Dataset | Link | Size |
---|---|---|
Maze Task-Agnostic | https://drive.google.com/file/d/103RFpEg4ATnH06fd1ps8ZQL4sTtifrvX/view?usp=sharing | 470MB |
Maze Demos | https://drive.google.com/file/d/1wTR9ns5QsEJnrMJRXFEJWCMk-d1s4S9t/view?usp=sharing | 100MB |
Office Cleanup Task-Agnostic | https://drive.google.com/file/d/1yNsTZkefMMvdbIBe-dTHJxgPIRXyxzb7/view?usp=sharing | 170MB |
Office Cleanup Demos | https://drive.google.com/file/d/149trMTyh3A2KnbUOXwt6Lc3ba-1T9SXj/view?usp=sharing | 6MB |
To download the dataset files from Google Drive via the command line, you can use the gdown package. Install it with:
pip install gdown
Then navigate to the folder you want to download the data to and run the following commands:
# Download Maze Task-Agnostic Dataset
gdown https://drive.google.com/uc?id=103RFpEg4ATnH06fd1ps8ZQL4sTtifrvX
# Download Maze Demonstration Dataset
gdown https://drive.google.com/uc?id=1wTR9ns5QsEJnrMJRXFEJWCMk-d1s4S9t
Finally, unzip the downloaded files with unzip <path_to_file>
.
For a more detailed documentation of the code structure and how to extend the code (adding new enviroments, models, RL algos) please check the documentation in the SPiRL repo.

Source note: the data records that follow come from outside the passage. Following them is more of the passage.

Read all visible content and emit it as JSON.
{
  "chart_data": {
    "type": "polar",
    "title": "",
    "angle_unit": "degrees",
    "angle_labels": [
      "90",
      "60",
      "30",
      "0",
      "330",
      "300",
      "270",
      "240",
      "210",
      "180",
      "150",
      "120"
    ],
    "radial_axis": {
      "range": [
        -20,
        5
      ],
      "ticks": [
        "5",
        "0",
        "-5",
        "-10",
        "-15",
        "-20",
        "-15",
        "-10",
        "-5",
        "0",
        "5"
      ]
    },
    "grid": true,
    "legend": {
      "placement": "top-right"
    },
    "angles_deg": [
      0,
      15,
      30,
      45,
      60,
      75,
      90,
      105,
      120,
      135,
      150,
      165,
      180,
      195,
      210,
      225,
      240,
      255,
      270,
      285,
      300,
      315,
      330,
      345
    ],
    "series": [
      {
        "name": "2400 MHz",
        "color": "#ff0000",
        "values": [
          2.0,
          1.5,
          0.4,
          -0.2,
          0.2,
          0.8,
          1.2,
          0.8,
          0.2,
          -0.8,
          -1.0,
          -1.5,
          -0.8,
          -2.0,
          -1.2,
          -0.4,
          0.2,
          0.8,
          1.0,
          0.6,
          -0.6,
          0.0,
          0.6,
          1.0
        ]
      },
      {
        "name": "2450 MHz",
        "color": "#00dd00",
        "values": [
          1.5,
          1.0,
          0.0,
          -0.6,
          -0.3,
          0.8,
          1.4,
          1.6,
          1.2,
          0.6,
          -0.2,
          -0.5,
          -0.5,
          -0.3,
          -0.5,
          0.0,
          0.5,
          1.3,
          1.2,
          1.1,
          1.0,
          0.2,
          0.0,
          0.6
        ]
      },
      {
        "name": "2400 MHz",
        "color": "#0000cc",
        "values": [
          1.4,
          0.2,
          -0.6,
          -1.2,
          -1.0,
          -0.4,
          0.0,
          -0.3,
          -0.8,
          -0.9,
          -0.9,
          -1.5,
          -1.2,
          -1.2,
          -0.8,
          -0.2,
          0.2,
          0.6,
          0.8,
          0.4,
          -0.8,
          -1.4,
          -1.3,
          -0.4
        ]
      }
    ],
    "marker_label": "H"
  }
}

If you find this work useful in your research, please consider citing:
@article{pertsch2021skild,
title={Demonstration-Guided Reinforcement Learning with Learned Skills},
author={Karl Pertsch and Youngwoon Lee and Yue Wu and Joseph J. Lim},
journal={5th Conference on Robot Learning},
year={2021},
}
Most of the heavy-lifting in this code is done by the SPiRL codebase, published as part of our prior work.
We thank Justin Fu and Aviral Kumar et al. for providing the D4RL codebase which we use for some of our experiments. We also thank Avi Singh et al. for open-sourcing the Roboverse repo which we build on for our office environment experiments.